Identifier Alignment is therefore the process of checking to make sure the domains that are authenticated by SPF and DKIM are relevant to the domain found in an email’s From: header.

Those who are new to DMARC often find this concept confusing.

Identifier Alignment is required as anyone can deploy SPF and DKIM for any piece of email today. If a criminal is trying to spoof bank.com and sets up a domain criminal.net to get SPF and DKIM into place, just because SPF and DKIM both pass doesn’t mean the authentication has anything to do with bank.com.

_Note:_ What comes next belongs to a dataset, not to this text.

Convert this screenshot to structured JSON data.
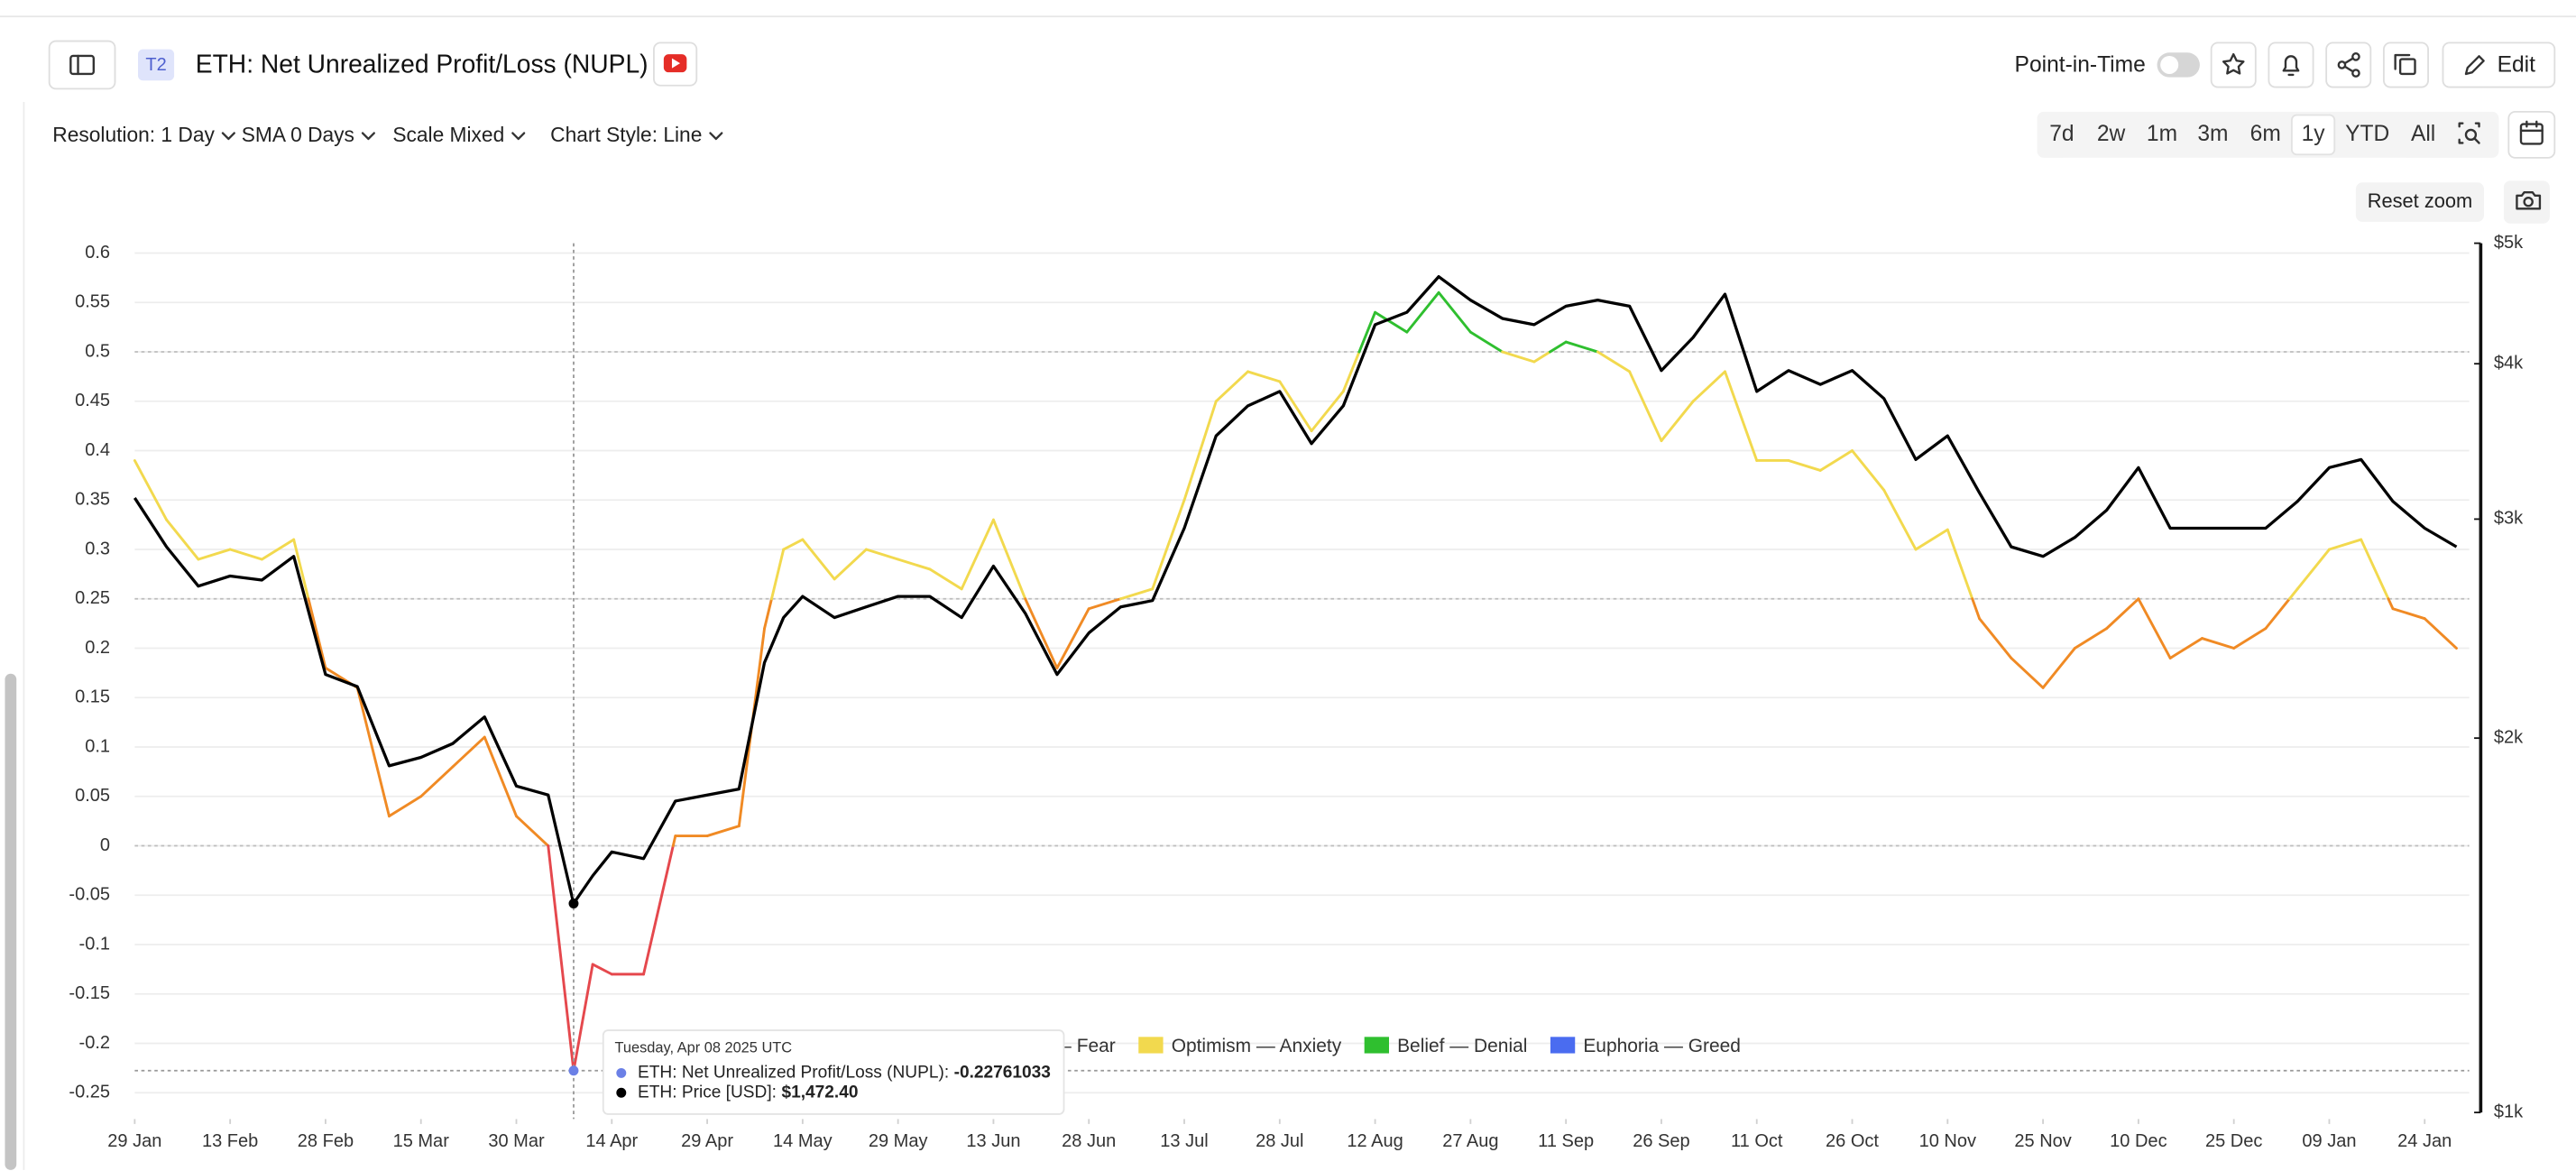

Similarly, email receivers cannot maintain huge lists that associate email domains together—they have to process email as quickly as possible without trying to tease out the subtle nuances between domains.  For example, if your Email Service Provider is using “banknewsletter.com” for both SPF and DKIM while sending on behalf of bank.com, the internet’s email receiving infrastructure has no idea if banknewsletter.com is legitimate, a carefully created phishing site, or owned and operated by the same entity as bank.com.

Identifier Alignment is how existing email authentication technologies are made relevant to the content of an email.